As temperatures climbed back above freezing, “about half the offline volumes returned within days,” Nasta said. “But it took another two weeks or so of sustained higher temperatures for volumes to reach 80 Bcf/d again.”
But again, that’s a less-than-perfect comparison to recent conditions.
“This time around, conditions appear to be more dire, and a lot more production is offline, volume-wise,” Nasta noted. “So it’s hard to draw any definitive conclusions, but the bottom line is that it’s likely to take weeks for production to recover, depending on weather and other factors.”
Some of the largest gains in forward trading during the Feb. 11-17 period occurred at hubs in the Rockies and along the West Coast. Prompt month fixed prices at Cheyenne Hub jumped 75 cents week/week to $3.570, while Northwest Sumas rallied 68 cents to $3.655. In California, Malin surged 53 cents week/week to $3.510, while PG&E Citygate added 60 cents to $4.455.
Hubs in Northern California and the Pacific Northwest were able to turn to Western Canadian supplies to help weather the recent storm of natural gas price spikes, according to analysts at Wood Mackenzie.
“PG&E can normally receive molecules from supply regions including the Permian, Rockies and Western Canada, but since this weather event began, it has essentially cut off all imports of molecules not from Western Canada,” Wood Mackenzie analyst Joseph Bernardi said in a recent note to clients.
“Imports on its Baja Path have dropped essentially to zero during this weather event after ranging from around 200-400 MMcf/d for the last month and a half.” This drop in flows “is logical considering these molecules are essentially all sourced from upstream areas which have been hit hardest by the cold weather and price spikes.”
The PG&E system has seen an overall “substantial reduction” in imports that has coincided with “monstrously large withdrawals” to compensate for the change in supply, Bernardi said.
Meanwhile, the Pacific Northwest has been “insulated from the worst of the price spikes,” the analyst said.
Flows along the boundary between the Rockies and the Pacific Northwest as of Wednesday remained reversed relative to the typical direction of molecules, with about 40 MMcf/d flowing into the Rockies in recent days versus a year-to-date average of around 400 MMcf/d headed in the opposite direction.
“This makes sense given that Opal cash climbed to $150,” while other supply points for Northwest Pipeline (NWPL), fed by Western Canadian supplies, have been printing far more tame day-ahead prices by comparison, Bernardi said.
NWPL has also been making “massive withdrawals” from the Jackson Prairie storage field of nearly 1 Bcf/d, according to Bernardi.
“It entered this weather event with an inventory just under 20 Bcf, which was well above previous-year norms, but now it is looking much more in line with the typical mid-February inventory from years past,” the analyst said.
As for storage trends across the entire Lower 48, the Energy Information Administration (EIA) on Thursday reported a 237 Bcf withdrawal from U.S. gas stocks for the week ending Feb. 12. Ahead of the report, major surveys projected a pull near 250 Bcf, while NGI projected a 286 Bcf pull.
While not as steep a pull as predicted, the 237 Bcf print was of a much larger magnitude than historical norms for the week.

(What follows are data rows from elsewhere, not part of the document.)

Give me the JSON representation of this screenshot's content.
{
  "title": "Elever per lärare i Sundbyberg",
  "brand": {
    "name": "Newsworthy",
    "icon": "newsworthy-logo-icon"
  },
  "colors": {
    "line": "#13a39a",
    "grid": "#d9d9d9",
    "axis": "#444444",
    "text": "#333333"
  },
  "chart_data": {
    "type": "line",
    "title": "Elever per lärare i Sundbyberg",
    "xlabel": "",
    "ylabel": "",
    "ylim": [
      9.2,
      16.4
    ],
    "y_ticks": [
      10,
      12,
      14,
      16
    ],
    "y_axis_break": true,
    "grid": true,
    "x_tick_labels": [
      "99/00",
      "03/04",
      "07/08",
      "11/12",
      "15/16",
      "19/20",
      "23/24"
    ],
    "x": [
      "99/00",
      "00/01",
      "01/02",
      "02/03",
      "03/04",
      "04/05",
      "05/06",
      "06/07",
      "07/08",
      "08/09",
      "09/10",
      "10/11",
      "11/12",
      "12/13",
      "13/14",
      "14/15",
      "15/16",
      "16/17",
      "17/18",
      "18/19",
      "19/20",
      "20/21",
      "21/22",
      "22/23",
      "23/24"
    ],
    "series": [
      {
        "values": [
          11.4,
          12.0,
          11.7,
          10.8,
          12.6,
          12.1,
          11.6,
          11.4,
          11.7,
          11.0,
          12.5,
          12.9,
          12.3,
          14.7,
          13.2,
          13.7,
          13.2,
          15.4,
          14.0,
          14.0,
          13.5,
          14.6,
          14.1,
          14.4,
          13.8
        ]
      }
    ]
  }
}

Last year, EIA recorded a 141 Bcf draw during the same week, while the five-year average withdrawal for the period stood at 142 Bcf.
Bespoke Weather Services, which had pegged the draw at 250 Bcf, said despite the much lower figure, it classifies the EIA print as “neutral”, impact-wise, as it believes the market is much more concerned with how long production, power generation and other infrastructure may be out of commission amid the deep freeze that paralyzed Texas.
“The sentiment was already in a more bearish mode prior to this number,” Bespoke said. “We do not feel this number really moves the needle definitively, given all the other unknowns out there currently.”